Thanks for your reply! Our issue is a little different, the kernel emits 0 errors or warnings when trying to mount. There are no messages indicating read errors or so. After re-performing an ubiformat, everything is fine and we can perform numerous "dirty" reboots. However in a real-life product that is of course not an option. The filesystem can not go corrupt in our case.

The NAND chips are practically new and we've seen this happen on some new systems. Since UBIFS is supposed to be fault tolerant, this issue is likely caused somewhere between the GPMI and the NAND. The error is also that un-common that no error messages pop up.

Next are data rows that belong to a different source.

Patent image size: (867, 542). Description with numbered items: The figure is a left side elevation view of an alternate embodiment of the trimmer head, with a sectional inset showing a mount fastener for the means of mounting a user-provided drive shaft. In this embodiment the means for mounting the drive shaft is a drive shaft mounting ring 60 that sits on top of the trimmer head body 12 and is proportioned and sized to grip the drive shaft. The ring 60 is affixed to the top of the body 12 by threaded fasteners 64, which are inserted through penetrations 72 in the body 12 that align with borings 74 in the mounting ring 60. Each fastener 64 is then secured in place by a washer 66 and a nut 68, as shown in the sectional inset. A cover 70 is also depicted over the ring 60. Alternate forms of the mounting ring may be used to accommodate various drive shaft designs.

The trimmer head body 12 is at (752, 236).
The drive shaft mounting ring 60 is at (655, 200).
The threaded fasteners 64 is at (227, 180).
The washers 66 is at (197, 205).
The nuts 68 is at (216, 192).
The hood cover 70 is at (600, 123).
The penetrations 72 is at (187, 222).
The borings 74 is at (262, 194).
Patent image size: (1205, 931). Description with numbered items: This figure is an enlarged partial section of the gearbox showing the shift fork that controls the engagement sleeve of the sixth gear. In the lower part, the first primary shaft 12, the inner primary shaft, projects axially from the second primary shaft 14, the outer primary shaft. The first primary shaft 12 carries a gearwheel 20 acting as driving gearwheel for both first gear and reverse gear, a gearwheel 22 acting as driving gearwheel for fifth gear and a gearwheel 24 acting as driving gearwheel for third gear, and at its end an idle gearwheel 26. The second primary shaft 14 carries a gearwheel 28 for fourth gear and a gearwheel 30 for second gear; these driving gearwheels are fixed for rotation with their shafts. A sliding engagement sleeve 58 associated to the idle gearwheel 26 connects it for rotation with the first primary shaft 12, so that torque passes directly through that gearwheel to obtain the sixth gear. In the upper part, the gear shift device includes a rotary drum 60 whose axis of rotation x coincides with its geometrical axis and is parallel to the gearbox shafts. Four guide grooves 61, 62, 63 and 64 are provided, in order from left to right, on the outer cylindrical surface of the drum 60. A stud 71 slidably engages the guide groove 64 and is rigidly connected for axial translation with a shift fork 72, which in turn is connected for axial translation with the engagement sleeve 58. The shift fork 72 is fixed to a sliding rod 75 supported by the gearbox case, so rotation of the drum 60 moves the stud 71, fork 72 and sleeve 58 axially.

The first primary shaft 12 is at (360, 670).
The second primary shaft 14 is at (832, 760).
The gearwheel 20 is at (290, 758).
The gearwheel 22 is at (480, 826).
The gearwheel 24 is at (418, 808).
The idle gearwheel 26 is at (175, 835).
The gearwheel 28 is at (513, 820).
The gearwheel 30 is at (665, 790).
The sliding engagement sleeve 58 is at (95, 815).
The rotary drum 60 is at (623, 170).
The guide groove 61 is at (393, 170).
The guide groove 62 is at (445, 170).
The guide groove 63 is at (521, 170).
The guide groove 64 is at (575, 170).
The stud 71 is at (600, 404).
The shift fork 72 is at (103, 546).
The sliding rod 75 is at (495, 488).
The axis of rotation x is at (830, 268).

I did not find any other reference with this kind of behavior.

I made a dump of the mtd and I will sniff through that to find any areas that are different to see what might have caused this.

BR, Pieter

Zhiming_Liu · ‎12-18-2023

Hello @PiVo

Here i find some reference cases may help you

https://community.nxp.com/t5/i-MX-Processors/UBIFS-recovery-needed/td-p/149849

https://community.toradex.com/t/vf50-kernel-panic-starting-with-ubifs-error-ubi0-2-pid-1/12911/4http...

This issue could relate to NAND or kernel. You can try to replace another MT29F1G08ABAFAH4-AAT:F NAND to cross-verify this issue.